Hello everyone, I'd like to explore the functional impact of some InDels on its protein product. So I annotated these mutations with Ensembl and got the corresponding transcript. Then, I translate these transcripts into peptides with InDels to do downstream analysis.
But some transcripts from the Ensembl with one or more "N" at the beginning of the sequence, so I don't know how to deal with these transcripts.

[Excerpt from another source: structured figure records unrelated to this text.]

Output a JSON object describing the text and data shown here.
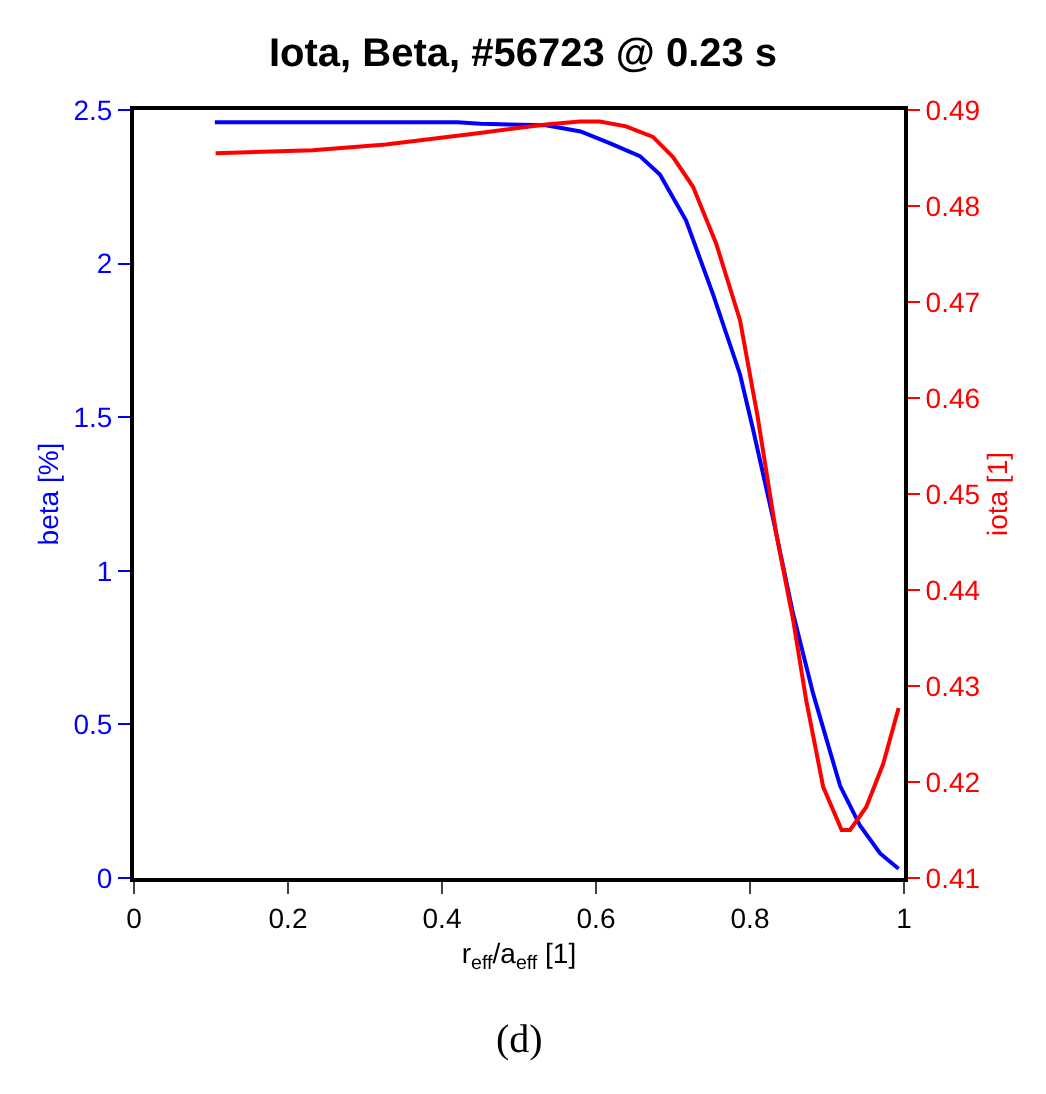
{
  "chart_data": {
    "type": "line",
    "title": "Iota, Beta, #56723 @ 0.23 s",
    "xlabel": "r$_{eff}$/a$_{eff}$ [1]",
    "ylabel": "beta [%]",
    "y2label": "iota [1]",
    "annotations": [
      "(d)"
    ],
    "xlim": [
      0,
      1
    ],
    "xticks": [
      0,
      0.2,
      0.4,
      0.6,
      0.8,
      1
    ],
    "ylim": [
      0,
      2.5
    ],
    "yticks": [
      0,
      0.5,
      1,
      1.5,
      2,
      2.5
    ],
    "y2lim": [
      0.41,
      0.49
    ],
    "y2ticks": [
      0.41,
      0.42,
      0.43,
      0.44,
      0.45,
      0.46,
      0.47,
      0.48,
      0.49
    ],
    "grid": false,
    "marker": "none",
    "line_style": "solid",
    "series": [
      {
        "color": "#0000ff",
        "x": [
          0.105,
          0.42,
          0.45,
          0.535,
          0.58,
          0.62,
          0.657,
          0.683,
          0.717,
          0.752,
          0.787,
          0.804,
          0.83,
          0.856,
          0.882,
          0.917,
          0.943,
          0.969,
          0.993
        ],
        "values": [
          2.46,
          2.46,
          2.455,
          2.45,
          2.43,
          2.39,
          2.35,
          2.29,
          2.14,
          1.9,
          1.64,
          1.46,
          1.17,
          0.86,
          0.6,
          0.3,
          0.17,
          0.08,
          0.03
        ]
      },
      {
        "color": "#ff0000",
        "axis": "y2",
        "x": [
          0.106,
          0.232,
          0.327,
          0.449,
          0.535,
          0.579,
          0.605,
          0.639,
          0.674,
          0.7,
          0.726,
          0.756,
          0.787,
          0.81,
          0.834,
          0.856,
          0.873,
          0.895,
          0.919,
          0.93,
          0.951,
          0.973,
          0.993
        ],
        "values": [
          0.4855,
          0.4858,
          0.4864,
          0.4876,
          0.4885,
          0.4888,
          0.4888,
          0.4883,
          0.4872,
          0.4851,
          0.482,
          0.4761,
          0.4681,
          0.458,
          0.4459,
          0.4369,
          0.4285,
          0.4195,
          0.415,
          0.415,
          0.4174,
          0.4219,
          0.4277
        ]
      }
    ]
  }
}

Bellow is a example transcript start with "N from Ensembl:
NTCAGGACAGTCGCTGAAATCACTGAATGCCTCCTCAGGTCATTTAGCACTTATTTTATCCAGTATCTTTGGGCTCCTTCTCCTGGTTCTGTTTATTCTATTTCTCACGTGGTGCCGAGTTCAGAAACAAAAACATCTGCCCCTCAGAGTTTCAACCAGAAGGAGGGGTTCTCTCGAGGAGAATTTATTCCATGAGATGGAGACCTGCCTCAAGAGAGAGGACCCACATGGGACAAGAACCTCAGATGACACCCCCAACCATGGTTGTGAAGATGCTAGCGACACATCGCTGTTGGGAGTTCTTCCTGCCTCTGAAGCCACAAAATGA
So, my questions are :
- why the transcripts with "N"?
- How to deal with "N" when we translate the transcript into peptides?
- Or should we just drop these transcripts with "N"?
Thank you very much.
Someone from Ensembl may be along with an informed comment but perhaps the N was added to shift the frame (if that frame is producing sane results)? Just speculating.
Thank you. I find the corresponding peptides of the example transcript from Ensembl, bellow is the sequence :
It seems that the "N" does't make any sense here, because the transcript start to translate from the second nucleotide. So the "N" here looks weird.
Sounds reasonable, assuming that either zero, one or two Ns are at the beginning - which OP could check?